A proibição vale para pessoas físicas e jurídicas, de direito público ou privado, incluindo organizadores de eventos, estabelecimentos comerciais e promotores de espetáculos. A nova norma, no entanto, mantém permitido o uso de fogos de artifício com efeitos exclusivamente visuais, sem estampido, desde que respeitem o limite sonoro de 70 dB previsto na legislação.

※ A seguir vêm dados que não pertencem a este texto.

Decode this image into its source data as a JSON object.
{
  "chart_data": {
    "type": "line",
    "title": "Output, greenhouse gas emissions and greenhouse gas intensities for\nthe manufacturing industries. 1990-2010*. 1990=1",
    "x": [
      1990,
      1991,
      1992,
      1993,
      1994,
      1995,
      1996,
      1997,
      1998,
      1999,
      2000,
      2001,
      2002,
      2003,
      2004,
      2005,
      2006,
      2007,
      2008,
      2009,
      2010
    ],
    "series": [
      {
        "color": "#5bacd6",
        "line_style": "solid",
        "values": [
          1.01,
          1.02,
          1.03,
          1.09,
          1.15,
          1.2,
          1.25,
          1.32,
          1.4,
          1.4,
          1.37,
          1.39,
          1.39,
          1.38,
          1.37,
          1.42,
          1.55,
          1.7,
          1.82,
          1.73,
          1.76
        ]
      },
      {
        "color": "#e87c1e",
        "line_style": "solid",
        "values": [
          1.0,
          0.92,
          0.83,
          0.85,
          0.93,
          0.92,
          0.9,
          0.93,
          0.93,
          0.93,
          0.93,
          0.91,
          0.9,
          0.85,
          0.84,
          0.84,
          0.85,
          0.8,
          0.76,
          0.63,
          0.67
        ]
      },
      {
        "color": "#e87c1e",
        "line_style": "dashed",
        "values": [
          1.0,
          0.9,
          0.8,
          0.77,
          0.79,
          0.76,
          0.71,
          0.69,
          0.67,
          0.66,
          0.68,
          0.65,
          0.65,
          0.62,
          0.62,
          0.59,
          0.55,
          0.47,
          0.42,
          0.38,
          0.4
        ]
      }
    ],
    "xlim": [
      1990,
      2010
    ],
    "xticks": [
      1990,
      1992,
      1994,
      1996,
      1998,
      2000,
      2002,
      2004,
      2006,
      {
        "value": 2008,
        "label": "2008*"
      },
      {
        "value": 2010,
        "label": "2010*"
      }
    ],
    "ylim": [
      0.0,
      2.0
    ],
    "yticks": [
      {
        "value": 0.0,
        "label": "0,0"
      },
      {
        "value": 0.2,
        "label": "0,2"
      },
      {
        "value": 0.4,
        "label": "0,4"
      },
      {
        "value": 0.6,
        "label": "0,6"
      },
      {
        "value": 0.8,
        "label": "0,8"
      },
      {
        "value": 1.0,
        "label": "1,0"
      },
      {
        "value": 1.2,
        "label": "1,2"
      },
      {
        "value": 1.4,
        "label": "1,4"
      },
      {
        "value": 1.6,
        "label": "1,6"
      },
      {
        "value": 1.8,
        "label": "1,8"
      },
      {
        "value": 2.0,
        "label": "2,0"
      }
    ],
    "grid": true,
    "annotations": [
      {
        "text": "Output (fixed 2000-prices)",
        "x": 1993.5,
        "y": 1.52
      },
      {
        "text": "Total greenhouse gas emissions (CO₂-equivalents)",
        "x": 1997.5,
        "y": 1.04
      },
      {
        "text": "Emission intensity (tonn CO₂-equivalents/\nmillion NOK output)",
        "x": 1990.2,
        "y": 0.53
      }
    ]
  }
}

Na justificativa, a autora do texto, a vereadora Elzuila Calisto (PT), cita entendimento do Supremo Tribunal Federal, que reconheceu a constitucionalidade de leis municipais que restringem fogos com estampido, como no julgamento da ADI 6.624/SP. Segundo a autora, a medida busca proteger pessoas com Transtorno do Espectro Autista (TEA), idosos, crianças, pacientes hospitalizados, além de animais domésticos e silvestres, que podem ser afetados por ruídos intensos.
Penalidades
O descumprimento da lei acarretará penalidades aplicadas de forma gradual. Inicialmente, o infrator receberá uma advertência, acompanhada de notificação para regularização no prazo máximo e improrrogável de 30 dias. Persistindo a irregularidade, será aplicada multa de R$ 1.000, valor que será dobrado em caso de reincidência, podendo chegar ao limite de R$ 8.000.
Além disso, a pessoa, instituição ou empresa autuada terá prazo de 10 dias, contados a partir do recebimento da notificação, para apresentar defesa junto ao órgão competente. De acordo com a lei, os valores arrecadados com a aplicação das multas serão destinados ao financiamento de ações e programas sociais. A norma prevê, entretanto, que os recursos poderão ter outra destinação caso o Poder Público comprove a existência de interesse público para finalidade diversa.
A lei entrou em vigor na data de sua publicação no Diário Oficial do Município.